Als die Berliner Grünen als Alternative Liste 1978 geboren wurden, war Benedikt Lux noch gar nicht auf der Welt. Als sie Anfang Oktober ihren 25. Geburtstag feierten, war er wieder nicht dabei: Der Nachwuchsverband der Partei, die über 4.000 Mitglieder zählende Grüne Jugend, wählte den 21-Jährigen am selben Wochenende in Leipzig zu seinem Chef. Bundessprecher heißt das offiziell bei dem Nachwuchsverband. Beim Dresdner Parteitag der Mutterpartei, die beim Nachwuchs unter „Altgrüne“ läuft, rollte Lux mit anderen Jung-Grünen in einer Spaßaktion einen Gebetsteppich aus: „Das sollte Tradition werden bei den Grünen: Wenn Joschka zu uns spricht, sollten wir ihn gemeinsam anbeten und ihm huldigen“

Interview STEFAN ALBERTI

taz: Herr Lux, da haben Sie sich ja ein schönes Karrieresprungbrett gesichert.

Benedikt Lux: Es könnte insofern ein Karrieresprungbrett sein, als dass ich Leute kennen lerne, die ich sonst nie treffen würde. Aber ich bin ja nicht bei der SPD, wo jeder Parteichef schon mal Juso-Vorsitzender war und jeder Minister auch. Die Grüne Jugend gibt es ja erst seit zehn Jahren und deshalb haben wir diesen Automatismus nicht.

Na ja, in kleinerer Ausführung doch: Von Ihren drei Vorgängern sitzt die eine heute im Grünen-Bundesvorstand, die nächste im Berliner Abgeordnetenhaus, und der dritte kandidiert fürs Europaparlament.

Ob Sie’s glauben oder nicht: Ich mach mir darüber keine Gedanken. Das geht schon praktisch nicht: Ich bin 21 und darf satzungsmäßig höchstens zwei Jahre Sprecher sein. Dann wäre ich 23 und noch mitten im Studium. 2006, wenn die nächsten Wahlen in Berlin und im Bund anstehen, werde ich mit Jura voll eingespannt sein. Da kann ich nicht mehr den ganzen Tag Politik machen.

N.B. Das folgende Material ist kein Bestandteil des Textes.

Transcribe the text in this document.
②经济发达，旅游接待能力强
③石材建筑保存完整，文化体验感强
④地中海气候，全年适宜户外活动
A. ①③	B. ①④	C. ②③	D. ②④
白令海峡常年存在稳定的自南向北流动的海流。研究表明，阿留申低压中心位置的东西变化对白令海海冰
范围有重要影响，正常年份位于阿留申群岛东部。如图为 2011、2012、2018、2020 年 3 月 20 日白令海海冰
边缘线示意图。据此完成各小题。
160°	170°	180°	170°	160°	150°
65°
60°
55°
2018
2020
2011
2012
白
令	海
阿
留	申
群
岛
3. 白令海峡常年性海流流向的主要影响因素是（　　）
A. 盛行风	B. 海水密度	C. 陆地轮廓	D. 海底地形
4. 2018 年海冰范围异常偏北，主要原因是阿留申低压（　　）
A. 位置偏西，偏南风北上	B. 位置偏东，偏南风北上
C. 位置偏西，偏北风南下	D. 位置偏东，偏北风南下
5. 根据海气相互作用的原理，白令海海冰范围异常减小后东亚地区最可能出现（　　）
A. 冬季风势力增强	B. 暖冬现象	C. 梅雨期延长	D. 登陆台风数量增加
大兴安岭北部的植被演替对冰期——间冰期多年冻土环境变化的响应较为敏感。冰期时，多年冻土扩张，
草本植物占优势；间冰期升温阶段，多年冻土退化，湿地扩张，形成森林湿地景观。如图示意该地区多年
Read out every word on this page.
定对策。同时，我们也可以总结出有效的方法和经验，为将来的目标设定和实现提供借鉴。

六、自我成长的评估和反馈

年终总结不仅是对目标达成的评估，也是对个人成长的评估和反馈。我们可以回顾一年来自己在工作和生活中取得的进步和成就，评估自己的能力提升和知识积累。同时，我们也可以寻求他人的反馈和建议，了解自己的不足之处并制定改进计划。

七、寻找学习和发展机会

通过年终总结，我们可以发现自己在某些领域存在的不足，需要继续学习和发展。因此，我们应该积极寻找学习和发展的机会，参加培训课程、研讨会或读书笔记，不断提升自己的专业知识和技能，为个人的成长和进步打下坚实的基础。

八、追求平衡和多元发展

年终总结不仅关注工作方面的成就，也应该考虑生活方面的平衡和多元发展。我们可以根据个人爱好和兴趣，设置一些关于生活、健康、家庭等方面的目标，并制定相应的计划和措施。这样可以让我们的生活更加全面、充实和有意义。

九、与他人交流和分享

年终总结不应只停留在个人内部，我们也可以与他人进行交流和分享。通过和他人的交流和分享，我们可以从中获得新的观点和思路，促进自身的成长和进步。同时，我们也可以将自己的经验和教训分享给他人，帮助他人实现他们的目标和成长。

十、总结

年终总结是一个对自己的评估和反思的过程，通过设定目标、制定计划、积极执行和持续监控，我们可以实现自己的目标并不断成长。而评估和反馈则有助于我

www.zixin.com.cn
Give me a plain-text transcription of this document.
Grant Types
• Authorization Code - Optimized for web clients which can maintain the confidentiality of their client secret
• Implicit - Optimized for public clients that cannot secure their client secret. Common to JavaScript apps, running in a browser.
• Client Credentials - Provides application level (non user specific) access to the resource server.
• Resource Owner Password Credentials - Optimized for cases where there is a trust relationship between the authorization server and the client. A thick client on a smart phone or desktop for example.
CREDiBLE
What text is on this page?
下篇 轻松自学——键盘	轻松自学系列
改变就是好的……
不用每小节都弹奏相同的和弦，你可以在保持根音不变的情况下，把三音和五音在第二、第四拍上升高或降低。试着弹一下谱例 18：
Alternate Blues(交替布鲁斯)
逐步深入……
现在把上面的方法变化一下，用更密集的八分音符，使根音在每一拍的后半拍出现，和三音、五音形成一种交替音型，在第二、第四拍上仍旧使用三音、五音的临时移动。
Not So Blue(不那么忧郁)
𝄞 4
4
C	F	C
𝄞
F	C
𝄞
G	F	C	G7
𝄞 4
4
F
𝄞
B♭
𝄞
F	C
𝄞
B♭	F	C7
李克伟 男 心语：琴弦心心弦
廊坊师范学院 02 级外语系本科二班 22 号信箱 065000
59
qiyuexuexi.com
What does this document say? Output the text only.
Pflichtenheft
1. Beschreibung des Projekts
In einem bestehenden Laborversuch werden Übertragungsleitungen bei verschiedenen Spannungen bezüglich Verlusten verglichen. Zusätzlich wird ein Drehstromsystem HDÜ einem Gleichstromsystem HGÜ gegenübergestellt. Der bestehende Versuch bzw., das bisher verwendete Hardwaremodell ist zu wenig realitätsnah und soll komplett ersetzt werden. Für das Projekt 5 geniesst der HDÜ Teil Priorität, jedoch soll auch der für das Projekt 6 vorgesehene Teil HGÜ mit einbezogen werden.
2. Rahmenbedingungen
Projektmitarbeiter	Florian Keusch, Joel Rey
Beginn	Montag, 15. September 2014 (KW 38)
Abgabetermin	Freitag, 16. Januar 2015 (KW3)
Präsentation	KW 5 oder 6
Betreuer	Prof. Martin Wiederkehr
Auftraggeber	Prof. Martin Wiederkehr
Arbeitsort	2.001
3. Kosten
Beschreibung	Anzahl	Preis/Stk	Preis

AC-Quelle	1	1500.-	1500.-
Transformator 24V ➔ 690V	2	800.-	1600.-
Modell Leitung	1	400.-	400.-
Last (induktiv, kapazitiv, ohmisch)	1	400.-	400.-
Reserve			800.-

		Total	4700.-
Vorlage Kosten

Deswegen tue ich das ja jetzt.

Ist ja auch so schon nicht schlecht. Mit 21 Boss von über 4.000 Mitgliedern, mit 19 schon Landeschef gewesen. Da müssten Sie eigentlich abdrehen.

Man schafft das ganz simpel über die alltägliche Arbeit. Papiere entwerfen, Artikel schreiben und immer versuchen, den Bezug zu denen zu halten, die einen gewählt haben.

Mmh, klingt ein bisschen nüchtern.

Ist aber so.

Es soll ja so etwas wie Polit-Groupies geben: Frauen, die auf Männer mit Mandaten und Ämtern abfahren. Werden Sie jetzt stärker angebaggert?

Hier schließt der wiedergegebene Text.